Running is running….well, to a certain point anyway. You can train all you like on flat or smooth terrain, building a big engine and great efficiency, but there’s one part of mountain running, particularly Skyrunning, that you only get from heading for the hills, and that’s good descending skills. It’s not uncommon for flat landers to enter a race with lots of vertical, only to discover that all the gains they make on the non-technical and flat terrain, is lost within a few minutes of tackling a steep descent. It can be incredibly frustrating to be losing time, not because of a lack of fitness, but due to technical inability. It’s not something you experience in road races or undulating trail runs. So when you do enter your first off-road race with gnarly down hills, it’s often an eye-opening and quad destroying experience. So if you’re planning to do a trail run and are new to the idea of ‘technical terrain’ then here’s a few tips to make life more pleasant.
Short, fast strides
It’s all about the gentle pitter patter, not the stomp. You’ll often hear people stomping their way down a hill, with long strides and hard footstrike. While it can be quick, It’s certainly not optimal as later in a race it will come back to haunt you. When descending, the goal should be to have fast, light strides, with as brief a contact period as possible. Your cadence should be high, often well in excess of 180 strides/min. Think of being light on your feet and avoid bounding or over-striding.
Choose the right shoes
You want footwear that not only protects you from the impact, but provides grip too. Select a pair of kicks that has ample cushioning and underfoot protection from pointy rocks. This will reduce soreness and increases your confidence. You want something that you don’t move around in, and feels firm around your foot. In road running you can get away with it if they’re slightly too big or small, however this is certainly not the case in steep mountain races. The downhills will expose any irregularities and your toes will get brutalised if your shoes are poor fitting. Finally, the tread needs to be more aggressive than road shoes, hence trail specific footwear is advised. Good grip provides confidence and stability, both of which you’ll need plenty of.
Practice makes perfect
The more time you spend honing your descending skills, the better. It really is a skill that takes years of practice to master. In training you should vary the type of terrain you do it on. Mix up the short and super steep stuff, with longer, more gradual slopes. Same goes for variety in terms of technical downhills and more runnable terrain. It’s also something you need to keep refreshing. Just because you did plenty of downhill running six months ago doesn’t mean you’ll still be a descending Jedi.

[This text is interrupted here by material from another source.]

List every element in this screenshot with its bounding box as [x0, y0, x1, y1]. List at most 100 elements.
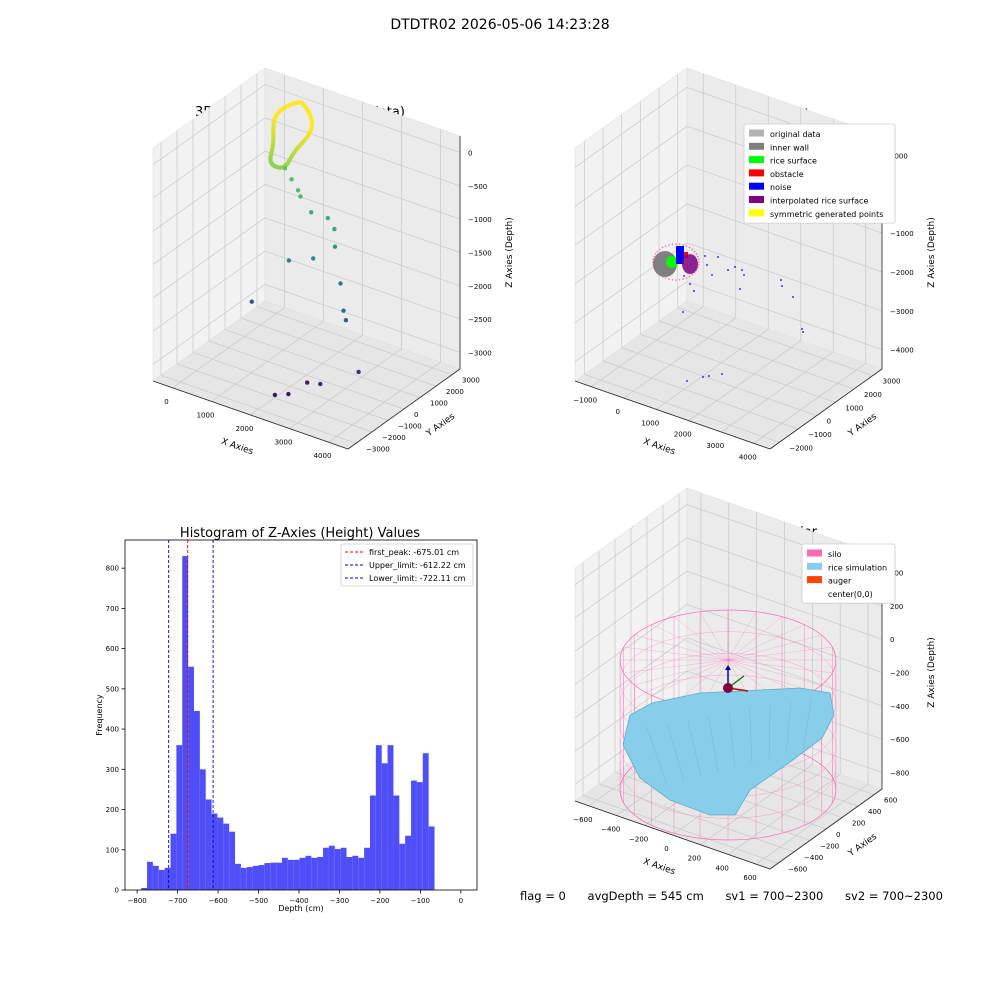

Confidence in your ability goes a long way to performing the task well, and also avoiding accidents. If you hesitate, you’ll brake, which loads the quads, loses your momentum and can result in slipping….which could lead to you breaking. If you practice enough, then with that will come self-belief and in turn, better technique.
Choose your lines
Like a cyclist descending Mont Ventoux in the Tour de France, you have to choose the best line to run when striding downhill. Generally speaking, look for the most natural and obvious route that those before you have run. Typically it’s going to be more well worn and firmer underfoot. You need to occasionally look far enough ahead to know what’s coming in the next 5 to 10 seconds, but primarily concentrate on where you’re placing your feet. It’s important to always focus on where you want to be not where you don’t want to be. By this I mean, always look at the line you want to run and not at the cliff on the other side. This is a technique skiers and mountain bikers use. Similar to how cars corner, try to enter bends wide, hug the inside of the curve and then accelerate on departure, holding a slightly wider line.
One final piece of advice: don’t get sucked into other peoples pace or route. Always concentrate on yourself and never feel pressured to run as fast or slow as those around you.